Our understanding of the pathology of this interesting and unique dermatologic condition has evolved with improved diagnostic criteria and clinicohistologic profiling. Type I fulfilling all six criteria, while Type II undetermined antigen or dermal antigen other than type VII collagen satisfies criteria only.

As seen in our case, BSLE developing with or prior to features of SLE can present a diagnostic dilemma; hence, other subepidermal vesicobullous disorders need to be ruled out. Histopathologically, a predominant neutrophilic infiltrate lupux suggest Dermatitis herpetiformis DH and dramatic response to dapsone is also common to both diseases. Clinical, histopathological, and immunopathological overlap exists with BP as bjlloso.

EBA is histopathologically and immunopathologically identical, as it is also mediated by antibodies to type VII collagen; bullosl, a dramatic lipus to dapsone, as in our case, helps nulloso the two as EBA is notoriously resistant to treatment. Whether or not BSLE is associated with systemic activity is a hotly debated topic.

Lupus ampolloso: un verdadero reto diagnóstico y terapéutico

Most reported cases have dramatically responded to dapsone, with cessation of new lesions in days and healing within several days. Though, it may be difficult to introduce the drug initially, as in our case; every attempt should be made to use it, as relatively low doses mg have also been shown to be efficacious. Our patient showed only modest improvement on steroids and antimalarials, complete response being seen only with dapsone.


The case is presented for its typical and distinctive features which should prompt an astute physician to suspect and investigate underlying systemic manifestations of SLE. Also, the dramatic response to dapsone is highlighted which remains the drug of choice in the management of this disorder. Dapsone should be considered the drug of choice for bullous systemic lupus erythematosus as treatment response to other options is suboptimal. Even if one is not able to initiate dapsone due to relative contraindications, as in our case, every effort should be made to use it as early as possible.

The course of the disease is benign with remission reported in most of the cases within a year, including ours.
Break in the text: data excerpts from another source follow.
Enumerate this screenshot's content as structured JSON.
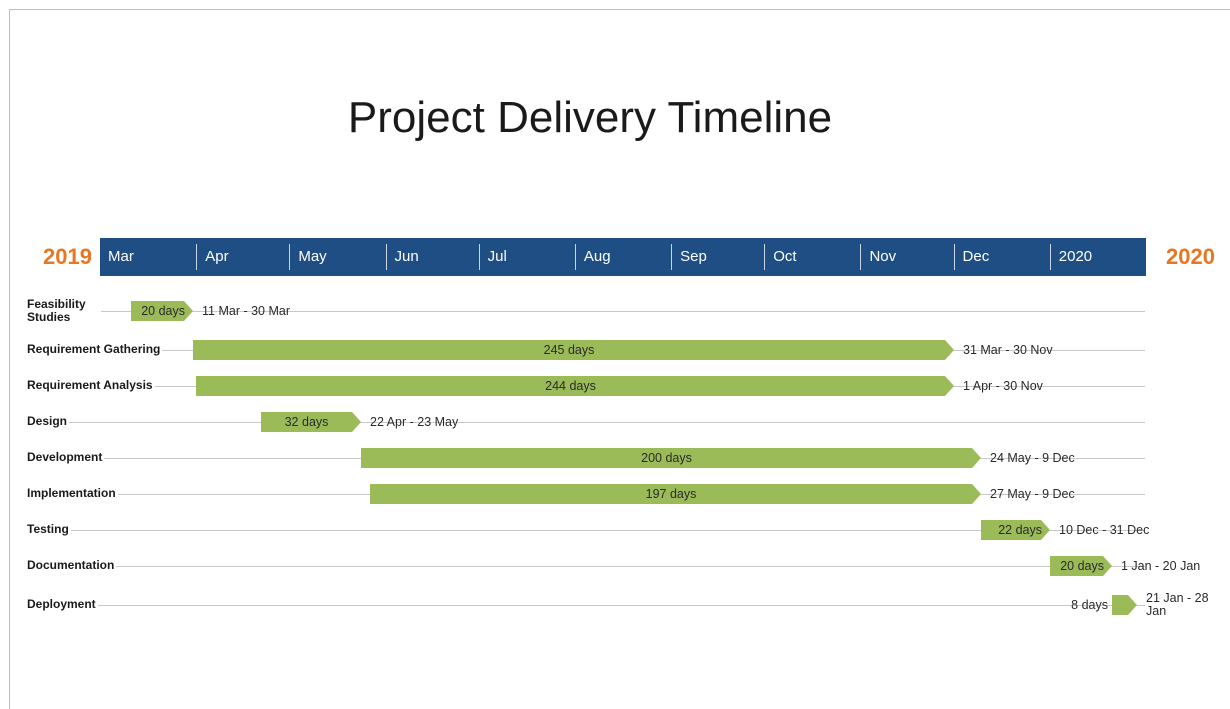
{
  "title": "Project Delivery Timeline",
  "year_start": "2019",
  "year_end": "2020",
  "colors": {
    "month_band": "#1f4e84",
    "bar": "#9bbb59",
    "year": "#e87722"
  },
  "months": [
    "Mar",
    "Apr",
    "May",
    "Jun",
    "Jul",
    "Aug",
    "Sep",
    "Oct",
    "Nov",
    "Dec",
    "2020"
  ],
  "chart_data": {
    "type": "gantt",
    "title": "Project Delivery Timeline",
    "x_axis": {
      "ticks": [
        "Mar",
        "Apr",
        "May",
        "Jun",
        "Jul",
        "Aug",
        "Sep",
        "Oct",
        "Nov",
        "Dec",
        "2020"
      ],
      "range": [
        "2019-03-01",
        "2020-01-31"
      ]
    },
    "tasks": [
      {
        "name": "Feasibility Studies",
        "start": "2019-03-11",
        "end": "2019-03-30",
        "duration": "20 days",
        "dates": "11 Mar - 30 Mar"
      },
      {
        "name": "Requirement Gathering",
        "start": "2019-03-31",
        "end": "2019-11-30",
        "duration": "245 days",
        "dates": "31 Mar - 30 Nov"
      },
      {
        "name": "Requirement Analysis",
        "start": "2019-04-01",
        "end": "2019-11-30",
        "duration": "244 days",
        "dates": "1 Apr - 30 Nov"
      },
      {
        "name": "Design",
        "start": "2019-04-22",
        "end": "2019-05-23",
        "duration": "32 days",
        "dates": "22 Apr - 23 May"
      },
      {
        "name": "Development",
        "start": "2019-05-24",
        "end": "2019-12-09",
        "duration": "200 days",
        "dates": "24 May - 9 Dec"
      },
      {
        "name": "Implementation",
        "start": "2019-05-27",
        "end": "2019-12-09",
        "duration": "197 days",
        "dates": "27 May - 9 Dec"
      },
      {
        "name": "Testing",
        "start": "2019-12-10",
        "end": "2019-12-31",
        "duration": "22 days",
        "dates": "10 Dec - 31 Dec"
      },
      {
        "name": "Documentation",
        "start": "2020-01-01",
        "end": "2020-01-20",
        "duration": "20 days",
        "dates": "1 Jan - 20 Jan"
      },
      {
        "name": "Deployment",
        "start": "2020-01-21",
        "end": "2020-01-28",
        "duration": "8 days",
        "dates": "21 Jan - 28 Jan"
      }
    ]
  }
}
National Center for Biotechnology InformationU. Journal List Indian J Dermatol v. Author information Article notes Copyright and License information Disclaimer.

Lupus Eritematoso Sistémico Bulloso en una niña de 10 años de edad. Reporte de un caso

Received Nov; Accepted Jan. This is an open-access article distributed under the terms of the Creative Commons Attribution-Noncommercial-Share Alike 3. This article has been cited by other articles in PMC.

Dapsonetype VII collagenimmunobullous diseases. Introduction What was known?

Lupus Eritematoso Sistémico Bulloso en una niña de 10 años de edad. Reporte de un caso

Case Report A year-old lady, a homemaker and mother of three, presented with largely asymptomatic vesicobullous lesions 2 months durationlkpus head and neck, upper limbs, and trunk over both photo-exposed and unexposed areas. Open in a separate window. Marked improvement seen 1 week after starting dapsone therapy.

Footnotes Source of Support: Nil Conflict of Interest: Yung A, Oakley A. Bullous systemic lupus erythematosus. Bullous systemic lupus erythematosus with antibodies recognizing multiple basement membrane components, bullous pemphigoid antigen1, lamini-5, laminin-6, and type VII collagen. Bullous eruption of systemic lupus erythematosus. Wojnarowska F, Briggaman RA, editors.

Management of Bullos Diseases. Chapman and Hall Ltd; A phenotypically distinctive but immunologically heterogeneous bullous disorder.

Immunodominant auto-epitopes of type VII collagen are short, paired peptide sequences within the fibronectin type III homology region of the noncollagenous NC1 domain.

Hermann Pinkus memorial Lecture Lupuss to collagen VII: Autoantibody mediated pathomechanisms regulate clinical-pathological phenotypes of acquired epidermolysisbullosa and bullous SLE. The carboxyl terminus of type VII collagen mediates antiparallel dimer formation and constitutes a new antigenic epitope for epidermolysisBullosaacquisita autoantibodies. Bullous systemic lupus erythematosus: Revised criteria for diagnosis. Vesiculobullous systemic lupus erythematosus.

Pupus report of four cases. J Am Acad Dermatol. Support Center Support Center. Please review our privacy policy.